MENA Fem Movement for Economical, Development and Ecological Justice

Feminist Reflections on the 2025 IMF–World Bank Annual Meetings: Resisting Austerity, Reclaiming Justice

By Julia Gerlo, Fundación Ambiente y Recursos Naturales (FARN), Argentina

I could start by saying, “Another failure for this meeting.” That phrase necessarily signals a barrier — and invites us, as feminist, social, and environmental movements, to ask why our work, our struggles, and the visions of the world we wish to build are still not reflected in these global spaces. Yet I say this while holding onto the energy, the South–South exchanges, and the conviction that many civil society organizations, academics, and activists continue to push for a better — or entirely new — system.

The current right-wing wave will eventually pass. But is it enough that the winds change? Eighty years after the creation of the Bretton Woods institutions, what we see is that the status quo must not pass: an international financial architecture that remains reluctant to change, because any real transformation would necessarily require a reordering of power and resources. Instead, this architecture continues to deepen inequalities, privatize essential services, and shift the costs of austerity onto women and marginalized communities.

The problem remains the same. Coming from Argentina, I have seen how the weight of debt has constrained my country — and how the same austerity recipes are being applied in Egypt, Kenya, and beyond. The IMF’s latest World Economic Outlook report warned of the alarming rise in global public debt. In emerging and developing economies, debt is expected to reach 82% of GDP by 2030, compared to just under 70% in 2024. This trajectory clearly undermines countries in the Global South’s ability to advance sustainable development and social justice.

The IMF continues to urge governments to implement fiscal adjustments, prioritize “productive” spending, and reform tax systems. In Argentina, the latest agreement with the Fund provides clear evidence of what this means in practice: between 2023 and 2025, social spending fell by 17% in real terms, reaching its lowest level since 2010. Environmental programs were also dismantled — forest conservation funds were cut by 80%, renewable energy promotion by more than two-thirds, and fire management capacity by over 35%.

At the same time, during these meetings, the merging of gender and climate units within both the U.S. Treasury Department and the IMF signals a worrying reduction in attention to these agendas. Integrating gender and climate issues into broader macroeconomic frameworks risks diluting their specific focus — limiting the ability to address the differentiated challenges faced by vulnerable communities, especially in the Global South. This decision reflects a troubling trend that weakens equity and marks a step backward in efforts to reform the international financial architecture.

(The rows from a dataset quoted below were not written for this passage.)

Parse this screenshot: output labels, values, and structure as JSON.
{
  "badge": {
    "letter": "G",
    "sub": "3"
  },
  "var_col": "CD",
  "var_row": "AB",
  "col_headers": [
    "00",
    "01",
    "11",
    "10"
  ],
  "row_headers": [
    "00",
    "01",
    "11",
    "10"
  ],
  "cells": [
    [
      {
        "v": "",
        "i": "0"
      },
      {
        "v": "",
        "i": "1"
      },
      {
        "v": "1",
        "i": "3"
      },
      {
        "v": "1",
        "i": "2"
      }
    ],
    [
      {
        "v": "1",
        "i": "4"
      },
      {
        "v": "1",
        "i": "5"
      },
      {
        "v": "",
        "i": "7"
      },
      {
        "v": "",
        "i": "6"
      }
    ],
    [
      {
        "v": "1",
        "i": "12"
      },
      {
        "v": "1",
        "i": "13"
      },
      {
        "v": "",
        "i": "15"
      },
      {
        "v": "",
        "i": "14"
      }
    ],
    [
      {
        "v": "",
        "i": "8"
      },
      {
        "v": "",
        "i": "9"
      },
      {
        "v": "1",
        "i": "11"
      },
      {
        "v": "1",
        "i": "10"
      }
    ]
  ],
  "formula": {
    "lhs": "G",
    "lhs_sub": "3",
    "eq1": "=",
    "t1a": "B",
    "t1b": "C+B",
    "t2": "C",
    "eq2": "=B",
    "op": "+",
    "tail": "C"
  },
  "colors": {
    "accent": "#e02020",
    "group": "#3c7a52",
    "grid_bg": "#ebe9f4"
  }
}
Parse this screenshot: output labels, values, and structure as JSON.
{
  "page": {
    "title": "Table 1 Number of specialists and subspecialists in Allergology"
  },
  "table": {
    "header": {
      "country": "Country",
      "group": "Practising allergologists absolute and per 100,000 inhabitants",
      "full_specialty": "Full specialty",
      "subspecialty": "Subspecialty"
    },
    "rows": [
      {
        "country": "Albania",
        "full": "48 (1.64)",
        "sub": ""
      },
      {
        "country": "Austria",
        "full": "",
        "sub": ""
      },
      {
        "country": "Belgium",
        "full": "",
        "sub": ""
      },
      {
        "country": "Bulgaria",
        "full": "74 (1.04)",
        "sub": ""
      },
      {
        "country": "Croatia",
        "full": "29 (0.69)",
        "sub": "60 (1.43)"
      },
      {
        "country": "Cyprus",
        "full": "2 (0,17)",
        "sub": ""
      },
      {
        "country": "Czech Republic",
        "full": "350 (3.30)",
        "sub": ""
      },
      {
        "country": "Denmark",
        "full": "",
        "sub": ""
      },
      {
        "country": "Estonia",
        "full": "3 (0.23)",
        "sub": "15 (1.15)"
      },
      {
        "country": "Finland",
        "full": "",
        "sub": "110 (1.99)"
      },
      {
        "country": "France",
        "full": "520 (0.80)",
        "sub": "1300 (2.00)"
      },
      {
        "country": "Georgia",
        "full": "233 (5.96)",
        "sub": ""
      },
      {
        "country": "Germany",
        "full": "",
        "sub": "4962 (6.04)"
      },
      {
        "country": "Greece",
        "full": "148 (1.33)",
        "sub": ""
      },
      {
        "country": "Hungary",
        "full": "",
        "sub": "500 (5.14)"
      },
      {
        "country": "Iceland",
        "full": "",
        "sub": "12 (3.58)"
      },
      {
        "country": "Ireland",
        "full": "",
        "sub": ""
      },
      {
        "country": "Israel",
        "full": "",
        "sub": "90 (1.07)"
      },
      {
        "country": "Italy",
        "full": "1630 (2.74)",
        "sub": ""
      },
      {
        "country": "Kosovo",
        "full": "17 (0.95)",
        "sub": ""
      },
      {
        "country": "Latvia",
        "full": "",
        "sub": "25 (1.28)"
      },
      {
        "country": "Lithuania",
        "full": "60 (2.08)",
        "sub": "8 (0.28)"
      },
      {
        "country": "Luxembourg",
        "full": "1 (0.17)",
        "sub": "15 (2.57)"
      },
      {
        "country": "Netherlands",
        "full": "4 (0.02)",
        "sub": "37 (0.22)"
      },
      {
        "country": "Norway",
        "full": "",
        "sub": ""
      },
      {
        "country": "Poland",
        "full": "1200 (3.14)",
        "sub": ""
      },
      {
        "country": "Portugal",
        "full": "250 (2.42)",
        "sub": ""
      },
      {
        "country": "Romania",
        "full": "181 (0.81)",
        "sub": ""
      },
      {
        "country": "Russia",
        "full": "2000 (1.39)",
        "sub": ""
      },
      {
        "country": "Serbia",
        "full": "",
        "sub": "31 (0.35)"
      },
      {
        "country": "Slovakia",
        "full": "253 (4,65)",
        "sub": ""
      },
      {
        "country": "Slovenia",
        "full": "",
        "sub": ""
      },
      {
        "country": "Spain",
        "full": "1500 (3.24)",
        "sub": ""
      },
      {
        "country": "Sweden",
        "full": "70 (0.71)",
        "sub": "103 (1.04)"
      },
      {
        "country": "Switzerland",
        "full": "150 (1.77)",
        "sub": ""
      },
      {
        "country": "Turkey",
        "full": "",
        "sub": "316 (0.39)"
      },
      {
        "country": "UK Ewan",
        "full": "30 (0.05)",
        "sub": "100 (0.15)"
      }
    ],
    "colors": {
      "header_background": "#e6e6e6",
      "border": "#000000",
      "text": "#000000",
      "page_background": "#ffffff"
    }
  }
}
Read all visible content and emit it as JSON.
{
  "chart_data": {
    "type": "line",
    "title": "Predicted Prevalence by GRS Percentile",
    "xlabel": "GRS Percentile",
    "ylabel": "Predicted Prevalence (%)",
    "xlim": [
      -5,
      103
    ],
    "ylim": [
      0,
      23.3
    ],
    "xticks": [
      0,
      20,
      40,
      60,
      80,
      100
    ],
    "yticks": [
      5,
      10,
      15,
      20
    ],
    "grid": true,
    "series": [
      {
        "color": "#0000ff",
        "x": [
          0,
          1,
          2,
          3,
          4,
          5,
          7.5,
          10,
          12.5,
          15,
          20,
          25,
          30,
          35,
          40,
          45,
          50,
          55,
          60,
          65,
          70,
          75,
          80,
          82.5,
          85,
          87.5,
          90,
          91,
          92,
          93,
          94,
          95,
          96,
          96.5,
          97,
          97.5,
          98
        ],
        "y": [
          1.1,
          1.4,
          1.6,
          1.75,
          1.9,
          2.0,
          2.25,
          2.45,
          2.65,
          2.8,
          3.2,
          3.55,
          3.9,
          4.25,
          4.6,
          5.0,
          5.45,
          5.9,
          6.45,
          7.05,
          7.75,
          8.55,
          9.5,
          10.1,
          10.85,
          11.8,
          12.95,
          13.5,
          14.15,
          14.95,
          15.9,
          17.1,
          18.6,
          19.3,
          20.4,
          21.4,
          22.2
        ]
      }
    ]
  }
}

The shrinking of dedicated resources and institutional focus on gender and environment undermines the implementation of policies essential for justice. These cuts disproportionately affect women and vulnerable populations, compounding the gendered and social consequences of fiscal austerity.

Faced with this scenario, feminist and environmental movements across the Global South continue to raise the same urgent question: who benefits from austerity, and who pays the price? What we see today is not merely an economic crisis, but a profound systemic one — a crisis that limits our collective capacity to envision and build economies centered on care, redistribution, and ecological and planetary health in a world intertwined with crises of climate and inequality.